Ohotto, who lives in Blaine, and her twin sister, Brittany Kozan, of Minnetrista, have five kids between them. So they launched their party business as somewhat of an extension of the sleepovers they were already hosting.

Most of Minnesota's handful of slumber-party providers are small, mom-owned businesses. Nyquist started hers after the birth of her third daughter, as did Bree Egan, of Slumber Party Solutions in Winona, Minn.

Birthday parties for elementary-age girls are most common, typically with four to six tents, although Egan once did 12. Parties for younger kids are often not so successful, Egan observed. "They all end in tears, and everyone wants to go home," she said.

Local planners tend to have several tent parties per weekend — often booked by moms, though sometimes by grandparents hosting out-of-town grandchildren visiting for the holidays.

Most party themes are youthful and feminine ("Rainbow" and "Unicorn"), although they include "Sports" and "Camping." And most providers supplement the tent setups with extras. Egan, for example, includes goodie bags for kids (eye mask, toothbrush, toothpaste) and a "survival pack" for mom (ear plugs, tea bag, bath bomb). For a fee, she offers decorate-your-own pillowcases, terrarium kits and a tabletop s'mores roaster.

Party providers say they love the creativity involved in designing the chic sleepscapes and the joy they give their clients. But they acknowledge that all their upgrades can't prevent the inevitable crash in a sleepover's aftermath.

"When I go to set up, everyone's so excited and the birthday person just wants to help me with everything," Egan said. "But then the next day when I'm there, they've hardly slept — you know when you've just had so much fun you're wiped? — they don't even look at me."

Losing sleep

As popular as fancy slumber parties have become, "the commodification of a homemade ritual," as a recent New York Times' headline described the trend, keeps others awake at night.
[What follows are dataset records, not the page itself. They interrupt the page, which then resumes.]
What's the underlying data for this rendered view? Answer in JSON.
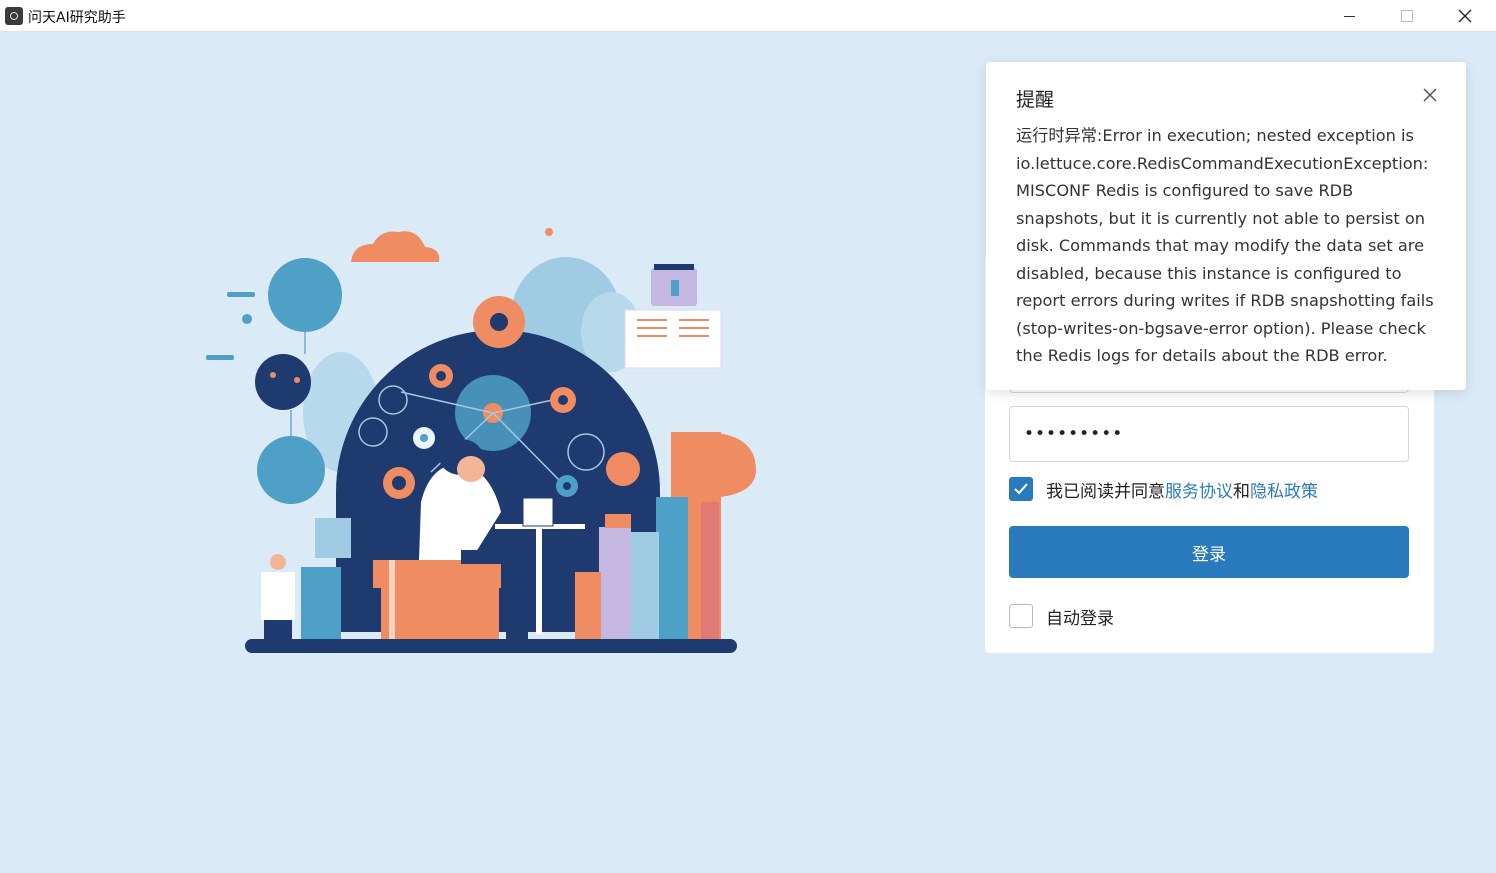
{
  "window": {
    "title": "问天AI研究助手",
    "minimize_icon": "minimize-icon",
    "maximize_icon": "maximize-icon",
    "close_icon": "close-icon"
  },
  "notification": {
    "title": "提醒",
    "message": "运行时异常:Error in execution; nested exception is io.lettuce.core.RedisCommandExecutionException: MISCONF Redis is configured to save RDB snapshots, but it is currently not able to persist on disk. Commands that may modify the data set are disabled, because this instance is configured to report errors during writes if RDB snapshotting fails (stop-writes-on-bgsave-error option). Please check the Redis logs for details about the RDB error.",
    "close_icon": "close-icon"
  },
  "login": {
    "password_value": "•••••••••",
    "agree_checked": true,
    "agree_prefix": "我已阅读并同意",
    "service_link": "服务协议",
    "agree_and": "和",
    "privacy_link": "隐私政策",
    "login_button": "登录",
    "auto_login_checked": false,
    "auto_login_label": "自动登录"
  },
  "colors": {
    "accent": "#2a7bbd",
    "background": "#dbeaf7",
    "navy": "#1f3a6e",
    "orange": "#f08c62"
  }
}
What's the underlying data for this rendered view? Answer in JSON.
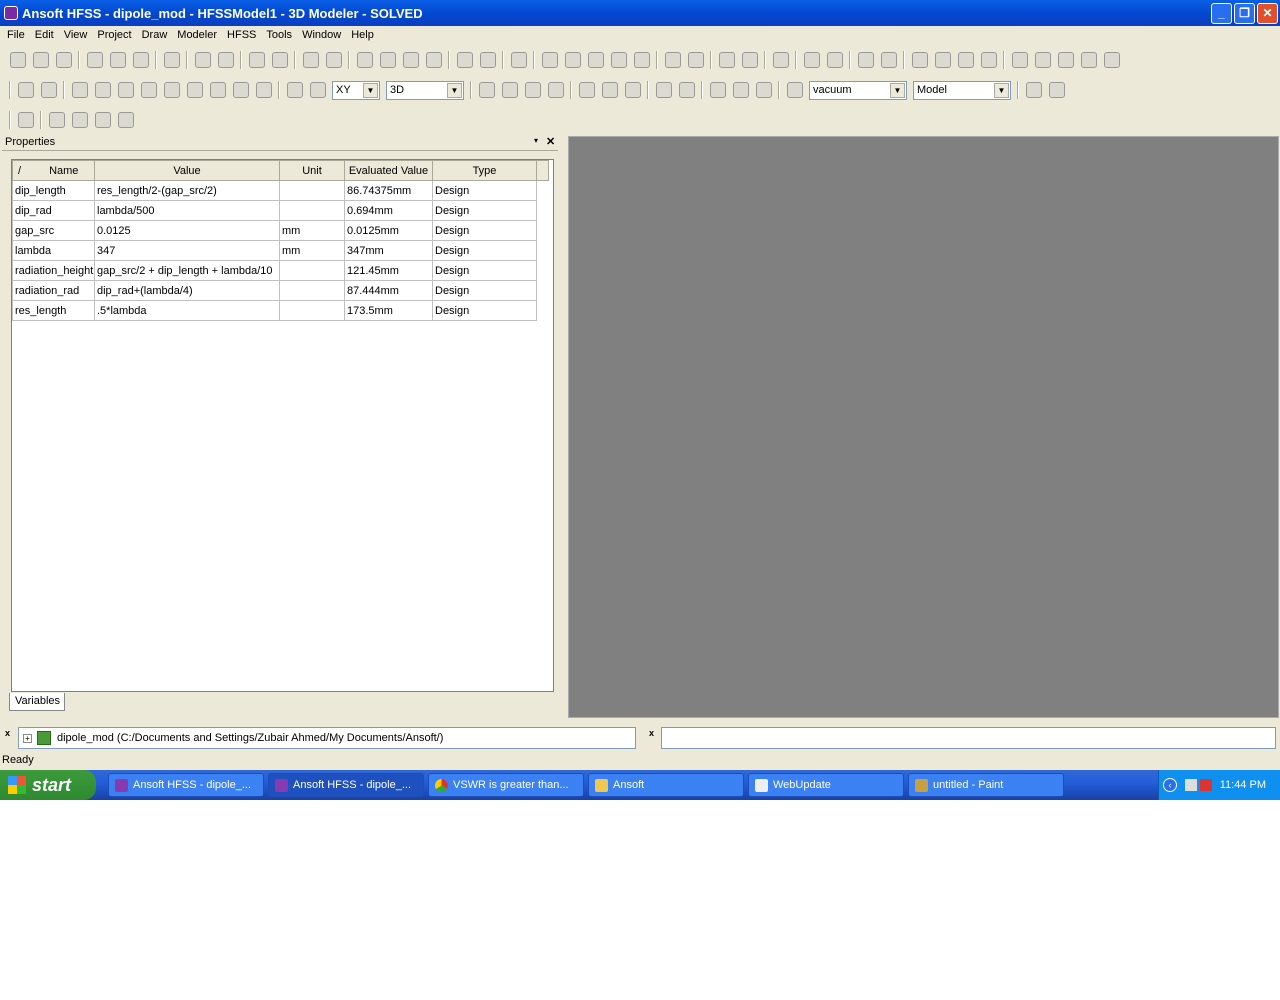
{
  "window": {
    "title": "Ansoft HFSS - dipole_mod - HFSSModel1 - 3D Modeler - SOLVED"
  },
  "menu": [
    "File",
    "Edit",
    "View",
    "Project",
    "Draw",
    "Modeler",
    "HFSS",
    "Tools",
    "Window",
    "Help"
  ],
  "toolbar": {
    "plane": "XY",
    "view": "3D",
    "material": "vacuum",
    "mode": "Model"
  },
  "properties": {
    "title": "Properties",
    "tab": "Variables",
    "columns": [
      "/",
      "Name",
      "Value",
      "Unit",
      "Evaluated Value",
      "Type"
    ],
    "rows": [
      {
        "name": "dip_length",
        "value": "res_length/2-(gap_src/2)",
        "unit": "",
        "evaluated": "86.74375mm",
        "type": "Design"
      },
      {
        "name": "dip_rad",
        "value": "lambda/500",
        "unit": "",
        "evaluated": "0.694mm",
        "type": "Design"
      },
      {
        "name": "gap_src",
        "value": "0.0125",
        "unit": "mm",
        "evaluated": "0.0125mm",
        "type": "Design"
      },
      {
        "name": "lambda",
        "value": "347",
        "unit": "mm",
        "evaluated": "347mm",
        "type": "Design"
      },
      {
        "name": "radiation_height",
        "value": "gap_src/2 + dip_length + lambda/10",
        "unit": "",
        "evaluated": "121.45mm",
        "type": "Design"
      },
      {
        "name": "radiation_rad",
        "value": "dip_rad+(lambda/4)",
        "unit": "",
        "evaluated": "87.444mm",
        "type": "Design"
      },
      {
        "name": "res_length",
        "value": ".5*lambda",
        "unit": "",
        "evaluated": "173.5mm",
        "type": "Design"
      }
    ]
  },
  "project_tree": {
    "item": "dipole_mod (C:/Documents and Settings/Zubair Ahmed/My Documents/Ansoft/)"
  },
  "status": "Ready",
  "taskbar": {
    "start": "start",
    "tasks": [
      "Ansoft HFSS - dipole_...",
      "Ansoft HFSS - dipole_...",
      "VSWR is greater than...",
      "Ansoft",
      "WebUpdate",
      "untitled - Paint"
    ],
    "clock": "11:44 PM"
  }
}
Bill Doherty, a professor in the University of Minnesota's department of family social science, doesn't want to be the "birthday party Scrooge." But he's concerned about how the "arms race" of extravagant kids' parties (an inevitable offshoot of the elaborate wedding proposal trend, he noted) has come to sleepovers, one of the last bastions of simple, low-key fun.
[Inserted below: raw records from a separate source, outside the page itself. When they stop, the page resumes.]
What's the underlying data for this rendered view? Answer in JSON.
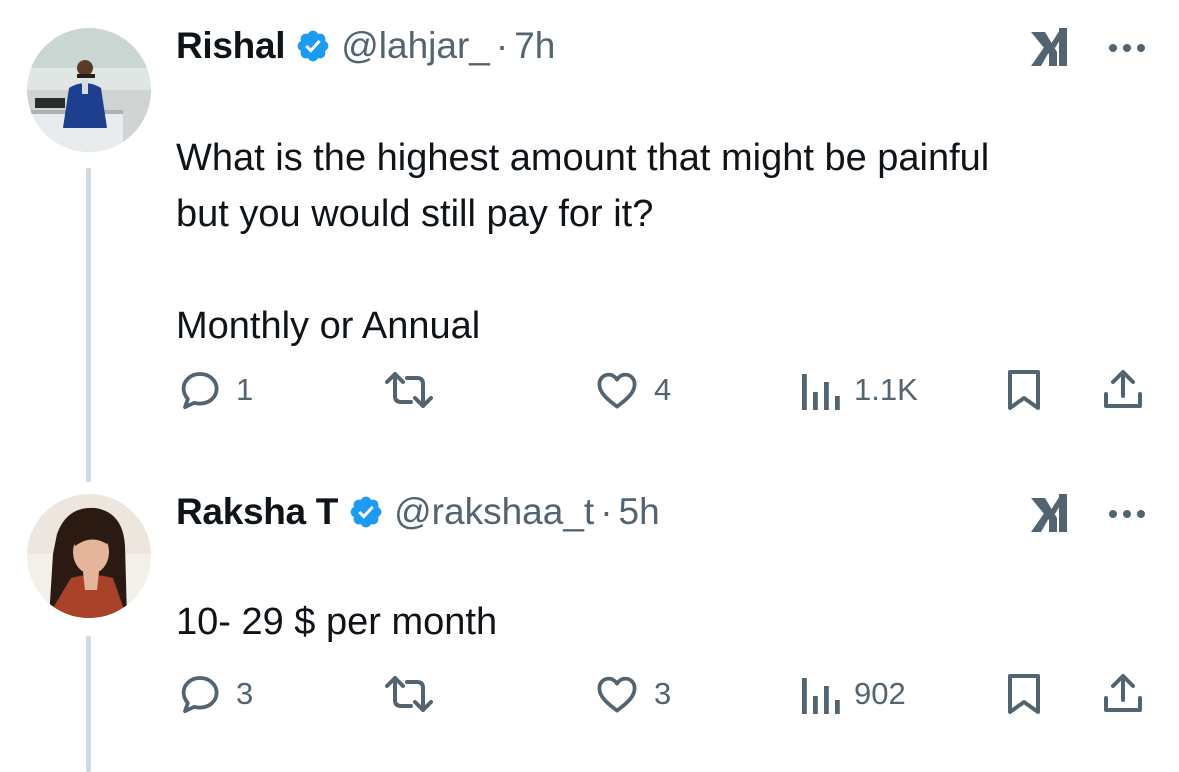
{
  "tweets": [
    {
      "name": "Rishal",
      "handle": "@lahjar_",
      "separator": "·",
      "time": "7h",
      "text": "What is the highest amount that might be painful\nbut you would still pay for it?\n\nMonthly or Annual",
      "replies": "1",
      "retweets": "",
      "likes": "4",
      "views": "1.1K"
    },
    {
      "name": "Raksha T",
      "handle": "@rakshaa_t",
      "separator": "·",
      "time": "5h",
      "text": "10- 29 $ per month",
      "replies": "3",
      "retweets": "",
      "likes": "3",
      "views": "902"
    }
  ],
  "icons": {
    "verified": "verified-badge-icon",
    "grok": "grok-icon",
    "more": "more-icon",
    "reply": "reply-icon",
    "retweet": "retweet-icon",
    "like": "heart-icon",
    "views": "views-icon",
    "bookmark": "bookmark-icon",
    "share": "share-icon"
  },
  "colors": {
    "verified_blue": "#1d9bf0",
    "secondary_text": "#536471",
    "thread_line": "#cfd9de",
    "primary_text": "#0f1419"
  }
}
More than a decade ago, Doherty created a movement called Birthdays Without Pressure, to increase awareness about the unintended consequences of over-the-top parties. "Unless parents are very mindful about what their own values are, it becomes the new norm that you aspire to," he said. "And then kids begin to feel entitled to something extravagant."

Ever-more elaborate parties can cause parents stress about throwing a party that suggests their kid is just as special as everybody else's, Doherty said. "We talk about peer pressure for kids, but there's parental peer pressure, too."

But many slumber party clients — often busy moms — are thinking less about escalating party expectations than the lifeline of outsourcing the work.

Though Nyquist's family is baffled by her business — "They're like, 'Who would ever pay for that?'" — she has no shortage of clients who are relieved to hand off the setup, takedown and cleanup.

And a lot of parents prefer to offer an experience instead of more stuff, Egan noted. "Especially by the time your kid is 8 or 9, you have a houseful of toys and everything," she said.

While Ohotto identifies with the old-school approach — "I was on the floor with a sleeping bag, too" — she takes any suggestion that her parties are a bit over the top as a compliment. "I think, 'Well, good, it should be a little extra special.'"

Not just for kids

Last summer, Kelsey Sorenson of Carver was looking for an extra special way to celebrate her sister-in-law's birthday — the first she would spend without her husband, Sorenson's brother, who had died the previous year.

Sorenson said the surprise of Ohotto's seven-person boho-chic tentscape blew her sister-in-law away. "We were all brought to tears over how beautiful it was," Sorenson recalled.

And not only was the tent party more affordable than renting a home or hotel rooms, but it created a collective gathering space for the group that facilitated conversation late into the night.

"We were up until well past midnight," Sorenson said. "Most of us are moms, so that's not something we do."